その後のモデルでは球が捕まりにくいユーザーのためにオフセットを付けたり、ウェイトの位置を変えたモデルなどが発売されるわけですが、ここまで細かく調整できるモデルはこのSi3ドライバーが最後になるのではないかなと思います。

 

 

もう一つ面白いのはヘッド体積が2種類あったこと。340ccと380ccの2種類が販売されていました。

操作性を重視するユーザーは340cc、寛容性を重視するユーザーは380ccと分けられるわけですが、これは後のGシリーズとiシリーズの住み分けにも繋がっていますね。

 

 

 

最後はロフトの種類がやたら多かったこと。
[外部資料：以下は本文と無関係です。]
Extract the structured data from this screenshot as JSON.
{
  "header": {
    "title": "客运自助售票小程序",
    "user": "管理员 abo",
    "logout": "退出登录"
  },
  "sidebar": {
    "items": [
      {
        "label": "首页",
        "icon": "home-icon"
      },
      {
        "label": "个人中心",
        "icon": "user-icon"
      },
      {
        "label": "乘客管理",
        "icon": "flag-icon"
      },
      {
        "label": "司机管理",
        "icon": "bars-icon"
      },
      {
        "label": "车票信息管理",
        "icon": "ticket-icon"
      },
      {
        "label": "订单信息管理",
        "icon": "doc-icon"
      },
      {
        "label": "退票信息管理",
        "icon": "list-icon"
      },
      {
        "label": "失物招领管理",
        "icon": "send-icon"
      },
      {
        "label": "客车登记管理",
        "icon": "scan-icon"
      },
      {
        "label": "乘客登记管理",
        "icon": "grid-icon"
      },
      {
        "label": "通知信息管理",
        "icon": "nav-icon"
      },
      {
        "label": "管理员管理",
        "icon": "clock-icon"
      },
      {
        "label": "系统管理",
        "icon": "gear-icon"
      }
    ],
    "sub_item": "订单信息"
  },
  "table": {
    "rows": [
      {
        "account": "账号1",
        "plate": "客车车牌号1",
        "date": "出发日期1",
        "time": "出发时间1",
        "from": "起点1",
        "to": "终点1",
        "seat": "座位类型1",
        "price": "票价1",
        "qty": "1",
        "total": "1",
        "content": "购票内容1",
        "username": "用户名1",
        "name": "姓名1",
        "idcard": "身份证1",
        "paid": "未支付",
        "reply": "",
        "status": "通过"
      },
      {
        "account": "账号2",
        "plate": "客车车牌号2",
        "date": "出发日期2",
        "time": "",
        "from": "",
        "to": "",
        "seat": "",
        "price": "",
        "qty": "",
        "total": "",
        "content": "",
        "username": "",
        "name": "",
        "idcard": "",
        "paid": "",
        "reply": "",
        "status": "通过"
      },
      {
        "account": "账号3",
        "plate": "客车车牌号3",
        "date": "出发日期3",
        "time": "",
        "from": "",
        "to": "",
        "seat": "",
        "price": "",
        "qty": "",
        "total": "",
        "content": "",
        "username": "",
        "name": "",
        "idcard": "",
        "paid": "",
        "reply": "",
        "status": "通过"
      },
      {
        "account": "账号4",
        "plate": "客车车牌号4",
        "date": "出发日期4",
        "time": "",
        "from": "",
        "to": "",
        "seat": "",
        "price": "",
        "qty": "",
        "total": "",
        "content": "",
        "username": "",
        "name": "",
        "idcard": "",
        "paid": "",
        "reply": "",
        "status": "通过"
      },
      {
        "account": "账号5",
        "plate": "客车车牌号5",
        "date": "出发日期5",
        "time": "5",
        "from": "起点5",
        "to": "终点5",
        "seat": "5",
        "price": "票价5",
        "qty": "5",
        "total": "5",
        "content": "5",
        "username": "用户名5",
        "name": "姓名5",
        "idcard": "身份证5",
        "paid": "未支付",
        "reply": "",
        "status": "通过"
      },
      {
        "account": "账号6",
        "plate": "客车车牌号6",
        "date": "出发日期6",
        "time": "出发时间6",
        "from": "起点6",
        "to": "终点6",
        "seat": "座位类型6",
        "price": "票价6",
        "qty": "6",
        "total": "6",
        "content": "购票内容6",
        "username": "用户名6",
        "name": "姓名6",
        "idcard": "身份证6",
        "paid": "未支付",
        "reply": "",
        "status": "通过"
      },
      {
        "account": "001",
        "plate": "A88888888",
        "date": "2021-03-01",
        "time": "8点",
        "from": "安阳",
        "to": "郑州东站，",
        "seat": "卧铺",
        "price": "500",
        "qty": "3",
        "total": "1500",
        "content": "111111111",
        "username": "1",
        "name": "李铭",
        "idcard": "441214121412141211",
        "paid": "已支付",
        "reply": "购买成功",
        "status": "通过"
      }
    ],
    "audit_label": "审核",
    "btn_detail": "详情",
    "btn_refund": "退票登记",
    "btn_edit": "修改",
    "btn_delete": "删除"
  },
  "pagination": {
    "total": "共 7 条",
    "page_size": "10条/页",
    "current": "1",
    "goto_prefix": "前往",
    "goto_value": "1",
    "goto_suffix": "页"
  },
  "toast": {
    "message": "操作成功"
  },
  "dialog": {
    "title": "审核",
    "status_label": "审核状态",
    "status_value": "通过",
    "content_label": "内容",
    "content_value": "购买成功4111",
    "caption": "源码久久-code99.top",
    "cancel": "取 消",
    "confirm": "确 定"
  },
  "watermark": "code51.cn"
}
6度〜12度まで1度刻みでヘッドが用意されており、先のフェースアングルやライ角の調整と組み合わせると凄まじい種類のヘッドを組むことができました。

これは当時からピンがフィッティングを重視していることの現れと言えるのではないでしょうか。

 

逆に言うと、当時きちんとしたフィッティング環境の整っていなかった日本では、Si3ドライバーの魅力を最大限伝えることはできなかったとも言えます。
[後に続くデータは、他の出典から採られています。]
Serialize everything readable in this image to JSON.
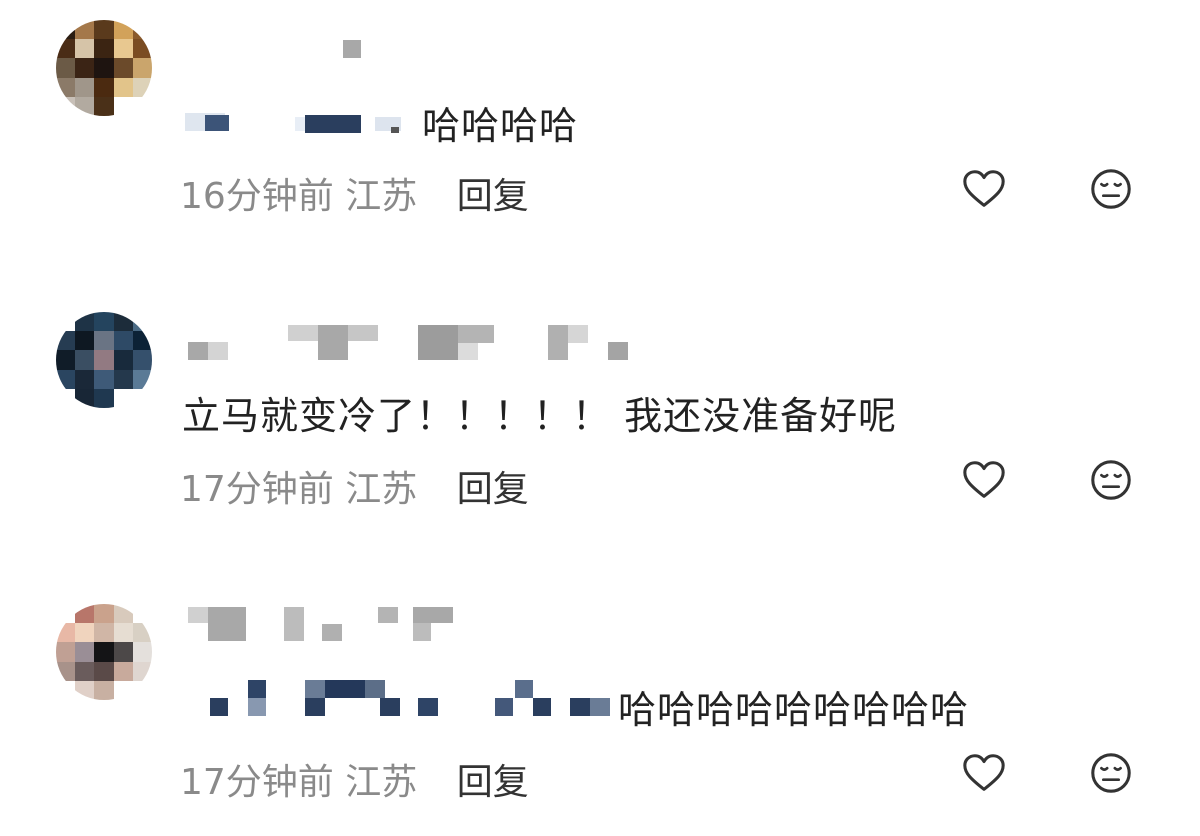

アメリカと日本の環境の違いがそのまま売上に反映されたのでしょうか、Si3ドライバーがカタログ掲載されたのは僅か1年だけで、翌年から日本版カタログのメインギアはG2ドライバーに切り替わってしまいました。

 

 

現在では殆ど話題にも上がらなくなってしまったモデルですが、その特徴を掘り下げて見てみると結構面白い、意欲的な商品であったように思います。

元々ピンはプロのためのクラブ作りを第一義としたメーカーで、そのプロと同じ仕様のモデルを一般ユーザーも使えるというのが魅力になっています。

 

しかし、プロのようにきちんとした見立てをしてもらえるかどうかという環境の違いは、やはり売上にも大きく響いたことでしょう。

特に当時は自分のためにクラブを見立ててもらうという考え方が浸透していなかったわけですからなおさらです。

 

 

そう考えると、現在の日本は本当にゴルフに関して進歩したと言えるのではないでしょうか。

少なくとも「フィッティングのお陰で100を切ることができた!」という日本人ゴルファーの数は間違いなく増えていることと思います。

その影にSi3ドライバーのような、スポットライトがあまり当たらなかったモデルが存在するということを覚えていてもらえれば、いちピンファンとして嬉しく思います。